秘密実験【完全版】
しかし、伸ばした手は空を掴んだだけだった。
……外した!?
杏奈はショックと絶望に襲われ、表情を強ばらせた。
無表情のまま、芹沢がナイフを突き出す。
「うッ……!!」
左胸に重い衝撃を感じ、杏奈は床に倒れ込んだ。
刺されたのだろうか。
返り討ちなんて情けない──。
「うぐっ……、ゲホッゲホゴホッ!」
激しく咳き込みながら、胸元に手を当てる。
血は出ていない。
ナイフで刺されたのではなく、柄で突かれたのだと気づく。
何で、私を殺さなかったの?
遊ばれてるのかな……。
杏奈は荒い呼吸を繰り返しながら、沈黙したままの彼に対して言い知れぬ不安を覚えた。
口数が少ないから、何を考え、企んでいるのか分かりづらい。
「……しばらくそうしてろ」
杏奈の中から自身を抜くと、低く呟いて立ち上がった。
身なりを整えた芹沢は、何事もなかったかのように部屋から出て行く。
ナイフを手にしたまま──。
開け放たれたままの扉を見ても、逃げる気力は湧かなかった。
身体の節々が痛み、頭の中が混乱していて何も考えられない。
……悠介、見てる?
ブザマな私を笑ってもいいよ。
唯一の心の拠り所である悠介に、力なく話しかけた。
ふいに、強烈な眠気に襲われ目を閉じる。
コツ、コツ、コツ……
近づいてくる靴音に恐怖を抱きながらも、杏奈は重い瞼を開くことが出来なかった。
……眠いし、寒い……。
「おい。
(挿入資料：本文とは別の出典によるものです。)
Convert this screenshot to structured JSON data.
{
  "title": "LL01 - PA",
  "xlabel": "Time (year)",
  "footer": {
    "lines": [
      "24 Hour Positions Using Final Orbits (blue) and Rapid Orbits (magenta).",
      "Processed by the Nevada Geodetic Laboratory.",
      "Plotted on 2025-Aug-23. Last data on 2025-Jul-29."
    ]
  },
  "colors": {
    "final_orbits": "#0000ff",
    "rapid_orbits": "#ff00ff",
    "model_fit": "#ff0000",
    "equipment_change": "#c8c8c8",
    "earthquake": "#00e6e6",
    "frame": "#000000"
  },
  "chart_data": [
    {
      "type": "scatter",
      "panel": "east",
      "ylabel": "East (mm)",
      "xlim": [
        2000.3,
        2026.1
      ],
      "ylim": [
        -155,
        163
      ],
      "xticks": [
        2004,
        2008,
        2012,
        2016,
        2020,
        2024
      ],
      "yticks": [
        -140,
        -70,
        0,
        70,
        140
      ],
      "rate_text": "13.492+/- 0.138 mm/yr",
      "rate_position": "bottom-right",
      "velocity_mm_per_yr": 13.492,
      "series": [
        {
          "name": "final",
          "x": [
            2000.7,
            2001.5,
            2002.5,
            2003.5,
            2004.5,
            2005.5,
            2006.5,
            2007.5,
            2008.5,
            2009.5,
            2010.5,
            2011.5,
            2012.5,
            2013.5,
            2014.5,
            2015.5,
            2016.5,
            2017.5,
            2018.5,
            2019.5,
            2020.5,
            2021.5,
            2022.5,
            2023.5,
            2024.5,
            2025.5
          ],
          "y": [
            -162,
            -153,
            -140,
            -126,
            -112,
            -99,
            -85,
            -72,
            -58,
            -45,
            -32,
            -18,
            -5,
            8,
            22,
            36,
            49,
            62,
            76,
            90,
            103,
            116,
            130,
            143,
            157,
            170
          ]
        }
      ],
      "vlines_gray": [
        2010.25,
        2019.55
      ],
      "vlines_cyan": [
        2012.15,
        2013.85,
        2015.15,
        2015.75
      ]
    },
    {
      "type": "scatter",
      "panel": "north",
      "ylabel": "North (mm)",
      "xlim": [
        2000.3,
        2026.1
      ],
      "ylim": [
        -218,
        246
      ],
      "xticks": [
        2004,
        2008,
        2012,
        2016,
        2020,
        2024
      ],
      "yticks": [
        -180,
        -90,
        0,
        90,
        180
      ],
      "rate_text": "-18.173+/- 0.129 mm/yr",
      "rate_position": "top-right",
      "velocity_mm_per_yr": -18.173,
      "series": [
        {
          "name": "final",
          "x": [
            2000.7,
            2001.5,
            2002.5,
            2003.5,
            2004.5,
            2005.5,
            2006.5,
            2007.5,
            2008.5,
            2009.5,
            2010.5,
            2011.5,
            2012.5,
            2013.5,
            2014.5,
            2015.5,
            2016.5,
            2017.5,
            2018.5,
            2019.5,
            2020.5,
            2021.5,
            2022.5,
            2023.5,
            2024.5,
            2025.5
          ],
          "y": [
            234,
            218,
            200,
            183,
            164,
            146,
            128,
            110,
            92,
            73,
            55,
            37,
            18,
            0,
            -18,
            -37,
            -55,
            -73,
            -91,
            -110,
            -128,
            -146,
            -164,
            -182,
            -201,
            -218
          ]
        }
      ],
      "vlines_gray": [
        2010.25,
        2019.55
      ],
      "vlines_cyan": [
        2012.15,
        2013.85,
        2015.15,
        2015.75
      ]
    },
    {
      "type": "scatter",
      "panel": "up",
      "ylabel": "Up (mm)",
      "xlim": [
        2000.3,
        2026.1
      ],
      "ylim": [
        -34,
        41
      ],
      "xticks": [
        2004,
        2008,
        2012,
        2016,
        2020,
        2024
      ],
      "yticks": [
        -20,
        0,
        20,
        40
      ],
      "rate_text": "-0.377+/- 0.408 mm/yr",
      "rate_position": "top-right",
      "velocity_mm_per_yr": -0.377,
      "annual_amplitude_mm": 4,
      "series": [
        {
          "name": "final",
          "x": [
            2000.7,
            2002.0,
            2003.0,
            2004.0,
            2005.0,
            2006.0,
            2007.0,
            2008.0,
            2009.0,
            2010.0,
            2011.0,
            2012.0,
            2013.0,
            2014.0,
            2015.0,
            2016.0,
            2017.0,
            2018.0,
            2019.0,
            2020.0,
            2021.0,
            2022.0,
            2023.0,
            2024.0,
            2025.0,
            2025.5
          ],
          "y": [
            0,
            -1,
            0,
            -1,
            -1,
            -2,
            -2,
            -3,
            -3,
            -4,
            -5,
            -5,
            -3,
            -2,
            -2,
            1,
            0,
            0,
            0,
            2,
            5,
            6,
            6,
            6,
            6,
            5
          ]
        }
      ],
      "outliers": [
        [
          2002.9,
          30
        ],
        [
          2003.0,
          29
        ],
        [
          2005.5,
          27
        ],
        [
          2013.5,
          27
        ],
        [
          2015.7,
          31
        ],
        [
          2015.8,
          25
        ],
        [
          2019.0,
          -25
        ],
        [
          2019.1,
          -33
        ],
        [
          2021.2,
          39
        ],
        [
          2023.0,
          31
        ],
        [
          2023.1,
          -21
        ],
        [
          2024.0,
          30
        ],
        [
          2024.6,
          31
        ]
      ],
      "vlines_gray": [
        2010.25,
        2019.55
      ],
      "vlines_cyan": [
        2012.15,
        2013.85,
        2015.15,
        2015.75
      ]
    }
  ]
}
起きろ」
「ん、んん……」
降り注ぐ声に反応し、杏奈は小さく唸りながら身をよじった。
お願い……このまま眠らせて。
微睡みかけたその瞬間、髪の毛を鷲掴みにされ引っ張り上げられた。
「ひっ……、いやぁっ!!」
痛みと驚きのあまり、短く悲鳴を上げながら目を開ける。
芹沢に髪を掴まれたまま、杏奈は強制的に立ち上がらされた。
貧血に見舞われ倒れ込みそうになった身体を、芹沢が胸元で受け止める。
「あ……、めっ……目が見えない……!」
突然、目の前が真っ暗になり、杏奈は不安げな声を上げた。